Abstract

ABSTRACTThis article presents a geostatistical approach for downscaling precipitation products from passive microwave satellites with geostationary Meteorological Satellite observations. More precisely, the Advanced Microwave Scanning Radiometer 2 (AMSR2) precipitation (daily level 3 product) with 0.25° spatial resolution and the Communication, Ocean and Meteorological Satellite (COMS) infrared (IR) data with 5 km spatial resolution were used for the downscaling experiment over the Korean peninsula. Brightness temperature data observed at COMS IR 1 and water vapour channels were incorporated for downscaling via area-to-point residual Kriging with non-linear regression. The evaluation results with densely sampled Automatic Weather Station data revealed that incorporating the COMS IR observations with the AMSR2 precipitation showed similar error statistics to those of the AMSR2 precipitation because of the limitations of IR observations themselves and the inherent errors of the AMSR2 precipitation product over land.
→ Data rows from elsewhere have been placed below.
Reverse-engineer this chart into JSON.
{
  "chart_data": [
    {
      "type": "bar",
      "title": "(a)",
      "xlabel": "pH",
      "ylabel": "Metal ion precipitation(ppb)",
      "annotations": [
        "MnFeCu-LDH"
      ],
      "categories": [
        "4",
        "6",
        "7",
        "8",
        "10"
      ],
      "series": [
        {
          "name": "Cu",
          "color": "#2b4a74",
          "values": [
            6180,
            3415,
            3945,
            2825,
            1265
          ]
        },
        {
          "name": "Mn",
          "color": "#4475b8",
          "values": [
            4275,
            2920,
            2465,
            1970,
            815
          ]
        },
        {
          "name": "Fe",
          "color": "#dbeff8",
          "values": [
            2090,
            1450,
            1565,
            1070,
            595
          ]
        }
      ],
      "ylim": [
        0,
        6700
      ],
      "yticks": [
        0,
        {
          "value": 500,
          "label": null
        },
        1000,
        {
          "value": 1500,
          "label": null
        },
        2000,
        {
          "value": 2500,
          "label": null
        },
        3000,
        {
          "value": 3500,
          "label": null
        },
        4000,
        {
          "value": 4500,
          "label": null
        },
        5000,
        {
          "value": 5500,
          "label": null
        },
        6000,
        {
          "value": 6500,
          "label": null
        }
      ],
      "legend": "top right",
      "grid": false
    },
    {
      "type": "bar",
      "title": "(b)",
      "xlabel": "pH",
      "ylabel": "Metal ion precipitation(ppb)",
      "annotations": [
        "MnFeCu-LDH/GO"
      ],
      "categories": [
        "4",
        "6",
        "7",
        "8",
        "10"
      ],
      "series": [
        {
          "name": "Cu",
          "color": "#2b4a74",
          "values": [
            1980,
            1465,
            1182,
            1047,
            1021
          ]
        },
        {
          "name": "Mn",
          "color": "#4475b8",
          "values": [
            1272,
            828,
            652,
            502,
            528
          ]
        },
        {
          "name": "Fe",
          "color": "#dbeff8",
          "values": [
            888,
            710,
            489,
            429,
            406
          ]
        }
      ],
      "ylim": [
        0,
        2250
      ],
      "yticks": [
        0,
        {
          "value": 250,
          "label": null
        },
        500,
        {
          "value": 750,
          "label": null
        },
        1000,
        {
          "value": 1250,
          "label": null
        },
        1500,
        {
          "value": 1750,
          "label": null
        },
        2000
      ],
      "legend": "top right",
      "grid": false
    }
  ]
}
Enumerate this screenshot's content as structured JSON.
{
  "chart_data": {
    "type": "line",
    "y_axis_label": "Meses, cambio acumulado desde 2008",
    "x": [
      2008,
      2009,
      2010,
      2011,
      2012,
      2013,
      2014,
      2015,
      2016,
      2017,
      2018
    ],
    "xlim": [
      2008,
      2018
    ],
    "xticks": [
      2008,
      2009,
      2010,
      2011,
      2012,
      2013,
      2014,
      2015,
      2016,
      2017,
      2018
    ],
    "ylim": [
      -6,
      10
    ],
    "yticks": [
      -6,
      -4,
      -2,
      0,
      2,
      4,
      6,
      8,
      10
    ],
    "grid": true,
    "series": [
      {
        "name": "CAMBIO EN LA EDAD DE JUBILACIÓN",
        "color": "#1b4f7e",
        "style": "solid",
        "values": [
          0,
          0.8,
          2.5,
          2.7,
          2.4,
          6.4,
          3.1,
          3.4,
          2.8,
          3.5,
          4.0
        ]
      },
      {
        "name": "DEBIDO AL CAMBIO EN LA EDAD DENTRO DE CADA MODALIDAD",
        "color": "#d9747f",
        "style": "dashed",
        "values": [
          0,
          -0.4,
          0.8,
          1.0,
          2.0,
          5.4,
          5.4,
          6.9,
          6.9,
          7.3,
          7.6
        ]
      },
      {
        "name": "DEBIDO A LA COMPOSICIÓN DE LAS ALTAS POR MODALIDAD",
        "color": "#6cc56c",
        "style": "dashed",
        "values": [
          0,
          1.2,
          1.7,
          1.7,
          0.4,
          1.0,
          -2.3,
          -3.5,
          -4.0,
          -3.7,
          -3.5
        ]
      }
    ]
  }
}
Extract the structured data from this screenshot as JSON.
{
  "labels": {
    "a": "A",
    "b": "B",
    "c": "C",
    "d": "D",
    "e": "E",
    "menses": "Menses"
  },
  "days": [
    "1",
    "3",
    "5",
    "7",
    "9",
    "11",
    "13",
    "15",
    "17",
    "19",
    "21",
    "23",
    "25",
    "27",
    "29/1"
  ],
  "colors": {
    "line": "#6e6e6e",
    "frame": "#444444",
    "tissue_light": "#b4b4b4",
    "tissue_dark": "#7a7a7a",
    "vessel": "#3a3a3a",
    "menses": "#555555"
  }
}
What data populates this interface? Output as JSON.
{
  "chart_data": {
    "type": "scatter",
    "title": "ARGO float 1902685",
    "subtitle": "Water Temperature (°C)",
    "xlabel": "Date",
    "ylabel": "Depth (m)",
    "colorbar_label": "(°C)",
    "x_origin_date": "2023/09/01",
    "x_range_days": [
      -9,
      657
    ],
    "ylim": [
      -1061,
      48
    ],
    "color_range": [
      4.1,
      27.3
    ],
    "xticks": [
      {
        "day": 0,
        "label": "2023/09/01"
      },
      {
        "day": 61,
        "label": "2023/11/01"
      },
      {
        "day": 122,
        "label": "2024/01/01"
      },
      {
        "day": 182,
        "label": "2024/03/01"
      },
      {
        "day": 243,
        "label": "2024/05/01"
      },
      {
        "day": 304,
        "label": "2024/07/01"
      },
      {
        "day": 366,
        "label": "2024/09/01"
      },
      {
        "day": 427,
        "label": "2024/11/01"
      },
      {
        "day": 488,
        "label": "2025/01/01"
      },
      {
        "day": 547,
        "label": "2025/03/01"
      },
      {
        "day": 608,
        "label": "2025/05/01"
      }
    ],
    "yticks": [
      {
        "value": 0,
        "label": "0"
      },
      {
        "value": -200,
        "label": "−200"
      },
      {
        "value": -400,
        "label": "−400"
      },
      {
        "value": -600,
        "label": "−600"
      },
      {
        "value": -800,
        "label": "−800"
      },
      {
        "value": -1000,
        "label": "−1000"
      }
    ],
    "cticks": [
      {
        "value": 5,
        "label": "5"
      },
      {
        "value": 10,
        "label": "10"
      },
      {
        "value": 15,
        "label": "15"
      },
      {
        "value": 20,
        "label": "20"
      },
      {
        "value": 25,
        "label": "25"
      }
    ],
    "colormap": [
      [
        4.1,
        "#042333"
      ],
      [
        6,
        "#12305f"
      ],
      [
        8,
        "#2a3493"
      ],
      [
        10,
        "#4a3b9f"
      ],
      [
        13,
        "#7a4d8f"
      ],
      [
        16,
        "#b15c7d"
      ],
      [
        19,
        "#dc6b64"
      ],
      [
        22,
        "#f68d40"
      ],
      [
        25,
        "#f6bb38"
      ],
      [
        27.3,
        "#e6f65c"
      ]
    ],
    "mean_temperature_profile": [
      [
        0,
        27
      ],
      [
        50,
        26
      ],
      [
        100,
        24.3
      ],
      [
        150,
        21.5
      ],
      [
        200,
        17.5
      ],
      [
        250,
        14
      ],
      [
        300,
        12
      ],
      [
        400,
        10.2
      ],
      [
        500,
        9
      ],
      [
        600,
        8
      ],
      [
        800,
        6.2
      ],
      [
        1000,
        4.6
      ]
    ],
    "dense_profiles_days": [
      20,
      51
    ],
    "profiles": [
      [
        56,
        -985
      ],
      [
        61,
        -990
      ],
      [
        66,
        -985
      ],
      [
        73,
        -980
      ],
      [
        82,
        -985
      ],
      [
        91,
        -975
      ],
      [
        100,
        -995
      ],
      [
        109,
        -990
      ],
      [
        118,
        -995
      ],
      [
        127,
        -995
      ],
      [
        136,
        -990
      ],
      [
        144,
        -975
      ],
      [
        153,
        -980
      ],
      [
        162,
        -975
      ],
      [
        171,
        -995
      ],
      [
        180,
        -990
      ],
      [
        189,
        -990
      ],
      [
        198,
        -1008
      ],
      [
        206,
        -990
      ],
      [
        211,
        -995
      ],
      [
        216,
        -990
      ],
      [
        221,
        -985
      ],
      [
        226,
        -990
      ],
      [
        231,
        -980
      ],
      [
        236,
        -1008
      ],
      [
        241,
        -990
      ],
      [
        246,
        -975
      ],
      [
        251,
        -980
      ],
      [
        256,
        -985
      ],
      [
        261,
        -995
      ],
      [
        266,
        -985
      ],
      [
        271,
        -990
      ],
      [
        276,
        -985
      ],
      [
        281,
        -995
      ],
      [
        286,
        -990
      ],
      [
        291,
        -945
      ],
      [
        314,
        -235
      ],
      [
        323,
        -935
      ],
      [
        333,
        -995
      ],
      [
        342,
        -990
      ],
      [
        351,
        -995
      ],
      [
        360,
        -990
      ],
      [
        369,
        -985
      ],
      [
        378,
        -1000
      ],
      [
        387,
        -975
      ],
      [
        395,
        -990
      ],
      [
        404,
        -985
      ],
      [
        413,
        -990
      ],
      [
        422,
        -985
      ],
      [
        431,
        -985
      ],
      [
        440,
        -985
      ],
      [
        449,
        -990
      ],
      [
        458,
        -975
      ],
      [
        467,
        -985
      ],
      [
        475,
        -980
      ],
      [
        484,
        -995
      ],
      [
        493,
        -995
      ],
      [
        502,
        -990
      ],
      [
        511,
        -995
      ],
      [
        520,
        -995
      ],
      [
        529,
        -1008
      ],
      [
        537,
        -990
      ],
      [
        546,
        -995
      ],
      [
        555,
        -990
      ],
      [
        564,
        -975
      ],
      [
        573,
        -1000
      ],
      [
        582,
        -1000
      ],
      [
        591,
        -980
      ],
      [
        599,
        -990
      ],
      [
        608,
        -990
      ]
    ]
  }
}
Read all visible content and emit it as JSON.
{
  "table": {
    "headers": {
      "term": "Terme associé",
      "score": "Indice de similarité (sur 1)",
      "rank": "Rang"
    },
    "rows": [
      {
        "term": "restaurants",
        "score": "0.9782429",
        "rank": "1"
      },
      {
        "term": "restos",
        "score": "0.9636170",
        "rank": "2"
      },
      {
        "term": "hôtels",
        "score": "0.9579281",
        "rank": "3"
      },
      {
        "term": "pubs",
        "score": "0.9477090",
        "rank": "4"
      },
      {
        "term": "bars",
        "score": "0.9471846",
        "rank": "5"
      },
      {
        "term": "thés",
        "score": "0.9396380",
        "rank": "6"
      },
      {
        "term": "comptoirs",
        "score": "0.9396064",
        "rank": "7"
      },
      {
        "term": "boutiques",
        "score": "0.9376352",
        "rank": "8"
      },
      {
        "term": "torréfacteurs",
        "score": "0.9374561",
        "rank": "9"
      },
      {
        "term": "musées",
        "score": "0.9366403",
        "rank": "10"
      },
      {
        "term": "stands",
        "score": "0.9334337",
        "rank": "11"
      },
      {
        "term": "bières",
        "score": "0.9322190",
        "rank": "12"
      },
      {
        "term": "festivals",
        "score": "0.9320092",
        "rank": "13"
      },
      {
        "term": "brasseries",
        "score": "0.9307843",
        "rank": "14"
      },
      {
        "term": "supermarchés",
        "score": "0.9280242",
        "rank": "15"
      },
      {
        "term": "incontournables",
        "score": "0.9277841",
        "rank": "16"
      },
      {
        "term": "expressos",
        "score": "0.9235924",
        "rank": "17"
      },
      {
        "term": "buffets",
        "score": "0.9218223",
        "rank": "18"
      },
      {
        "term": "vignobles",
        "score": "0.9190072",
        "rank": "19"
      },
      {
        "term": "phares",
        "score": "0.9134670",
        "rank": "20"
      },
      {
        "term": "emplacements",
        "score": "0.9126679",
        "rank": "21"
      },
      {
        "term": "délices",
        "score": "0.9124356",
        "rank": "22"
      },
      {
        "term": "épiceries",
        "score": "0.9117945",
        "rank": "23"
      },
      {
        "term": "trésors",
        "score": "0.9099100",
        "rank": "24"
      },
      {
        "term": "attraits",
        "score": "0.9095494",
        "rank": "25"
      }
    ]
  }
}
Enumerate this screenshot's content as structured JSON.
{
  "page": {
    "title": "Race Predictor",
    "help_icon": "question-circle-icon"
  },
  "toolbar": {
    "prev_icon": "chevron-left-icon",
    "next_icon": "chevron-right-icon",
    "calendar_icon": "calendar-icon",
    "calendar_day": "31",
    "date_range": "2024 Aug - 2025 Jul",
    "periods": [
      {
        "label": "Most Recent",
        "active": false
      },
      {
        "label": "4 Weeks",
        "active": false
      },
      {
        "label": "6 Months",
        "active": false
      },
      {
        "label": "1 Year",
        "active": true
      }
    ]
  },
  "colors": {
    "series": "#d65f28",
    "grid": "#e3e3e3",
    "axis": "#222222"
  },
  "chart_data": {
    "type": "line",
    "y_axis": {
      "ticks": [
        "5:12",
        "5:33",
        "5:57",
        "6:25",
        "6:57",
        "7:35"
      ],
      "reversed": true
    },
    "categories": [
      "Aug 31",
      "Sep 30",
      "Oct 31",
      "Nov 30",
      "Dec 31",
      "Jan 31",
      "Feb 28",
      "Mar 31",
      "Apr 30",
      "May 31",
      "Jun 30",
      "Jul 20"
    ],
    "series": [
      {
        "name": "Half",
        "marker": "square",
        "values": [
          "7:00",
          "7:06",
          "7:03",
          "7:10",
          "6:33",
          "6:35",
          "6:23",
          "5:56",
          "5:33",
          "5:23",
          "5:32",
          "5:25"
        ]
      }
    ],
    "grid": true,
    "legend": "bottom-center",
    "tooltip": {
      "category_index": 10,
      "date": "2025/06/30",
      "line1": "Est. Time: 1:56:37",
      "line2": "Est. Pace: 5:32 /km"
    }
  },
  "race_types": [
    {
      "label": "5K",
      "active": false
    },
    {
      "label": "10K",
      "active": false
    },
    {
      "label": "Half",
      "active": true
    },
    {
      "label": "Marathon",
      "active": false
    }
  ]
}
However, the area-based evaluation using information entropy indicated that incorporating the COMS observations resulted in more detailed spatial variation in the final product than direct downscaling of the AMSR2 precipitation. In addition, local precipitation patterns could be captured when there were regions with missing precipitation values in the AMSR2 product. Consequently, the downscaling result is useful for understanding the local precipitation patterns with an accuracy similar to that provided by microwave satellite observations. It is also suggested that the spatial variability in the downscaling result and errors in input low-resolution data should be considered when downscaling coarse resolution data using fine resolution auxiliary variables.